Tipico è ancora il divieto di prestito su
interesse o usura.
MONTI
DI PIETA’
L’usura era “la grande piaga sociale” del
tempo. Il beato Bernardino da Feltre (XV
sec.), francescano, combattè coraggiosamente l’usura e “propugnò i “Monti di
Pietà”, una specie di organizzazione bancaria per poveri, non più strozzati
dagli usurai, ma ai quali contro un modesto pegno, veniva prestato denaro a
bassissimo interesse”. (Piero Bargellini – “Mille Santi del giorno” pag. 540).
I Monti di Pietà si diffusero rapidamente per opera dei Francescani che ne
furono fervidi e convinti fautori.
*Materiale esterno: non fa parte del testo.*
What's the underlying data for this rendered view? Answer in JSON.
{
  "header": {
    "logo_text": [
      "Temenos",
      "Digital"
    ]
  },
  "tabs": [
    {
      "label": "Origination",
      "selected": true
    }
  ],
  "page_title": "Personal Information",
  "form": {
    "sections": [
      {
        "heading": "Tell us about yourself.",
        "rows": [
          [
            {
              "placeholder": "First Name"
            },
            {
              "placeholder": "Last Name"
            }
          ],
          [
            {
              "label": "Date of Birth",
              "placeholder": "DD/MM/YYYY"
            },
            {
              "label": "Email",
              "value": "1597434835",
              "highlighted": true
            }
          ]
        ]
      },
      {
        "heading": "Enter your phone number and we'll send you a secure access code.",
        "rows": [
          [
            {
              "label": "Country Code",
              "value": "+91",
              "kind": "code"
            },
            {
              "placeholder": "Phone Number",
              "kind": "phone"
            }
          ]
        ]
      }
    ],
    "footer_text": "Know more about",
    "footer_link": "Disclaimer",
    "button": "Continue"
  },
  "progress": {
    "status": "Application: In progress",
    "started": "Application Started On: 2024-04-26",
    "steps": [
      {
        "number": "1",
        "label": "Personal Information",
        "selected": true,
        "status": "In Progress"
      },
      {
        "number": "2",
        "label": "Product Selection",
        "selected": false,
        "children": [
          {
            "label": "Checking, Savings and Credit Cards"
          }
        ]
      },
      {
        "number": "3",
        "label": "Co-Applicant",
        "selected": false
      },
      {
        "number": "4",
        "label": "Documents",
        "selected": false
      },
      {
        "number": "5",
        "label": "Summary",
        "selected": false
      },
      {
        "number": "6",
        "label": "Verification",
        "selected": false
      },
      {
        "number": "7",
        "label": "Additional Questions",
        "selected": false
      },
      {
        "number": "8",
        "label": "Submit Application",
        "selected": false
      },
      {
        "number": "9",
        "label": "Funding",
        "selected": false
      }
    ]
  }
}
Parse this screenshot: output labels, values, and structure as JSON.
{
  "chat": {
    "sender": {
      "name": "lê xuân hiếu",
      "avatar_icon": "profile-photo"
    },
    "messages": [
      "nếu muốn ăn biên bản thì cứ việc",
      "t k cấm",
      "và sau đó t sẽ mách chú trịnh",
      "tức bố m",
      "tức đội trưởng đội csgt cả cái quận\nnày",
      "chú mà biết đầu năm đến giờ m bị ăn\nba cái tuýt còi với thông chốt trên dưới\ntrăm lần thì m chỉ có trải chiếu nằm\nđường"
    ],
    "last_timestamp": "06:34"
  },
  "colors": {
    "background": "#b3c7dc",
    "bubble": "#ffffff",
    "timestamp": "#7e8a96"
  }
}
Queste istituzioni diedero un po’ di
sollievo ai più miserabili e ai derelitti.
Visto che si parla di denaro merita un cenno
il capitalismo, grande protagonista nel mondo moderno e che ha suscitato negli
ultimi decenni anche delle polemiche a proposito delle sue origini che taluni
volevano trovare nel protestantesimo. Certamente invece il capitalismo ha
origini cristiane medioevali e tante sue istituzioni sono nate appunto nel
Medioevo. “Dal contratto di affitto alle lettere di cambio, dall’assegno
bancario, alle tratte e alle cambiali,dalle principali forme e tecniche del
credito, all’attività bancaria” sono tutte invenzioni medioevali. (Oreste
Bazzichi “Alle radici del capitalismo. Medioevo e scienza economica”, pag. 11)
OSPEDALI
E OSPIZI
Con i Monti di Pietà il Medioevo cristiano è
andato in aiuto ai poveri e ai bisognosi e naturalmente ha pensato a maggior
ragione, agli ammalati creando ospedali e ospizi. “La pietà religiosa sarebbe
sterile, se non producesse opere di misericordia” (Piero Bargellini) Queste
istituzioni, nate dallo spirito cristiano, più tardi furono laicizzate.
“Tra i primi medici cristiani vi furono molti
alti sacerdoti come Eusebio vescovo di Roma. I cristiani si dedicano con
infinita pietà e fervore grandissimo all’assistenza degli ammalati. Gli
ospedali pubblici cominciano a fiorire dovunque. Nel 400, Fabiola erige a Roma
il primo grande ospedale. Questi primi ospizi portano il nome di nosocomium,
xenodochion o brephotrophium” (Arturo Castiglioni – “Storia della medicina”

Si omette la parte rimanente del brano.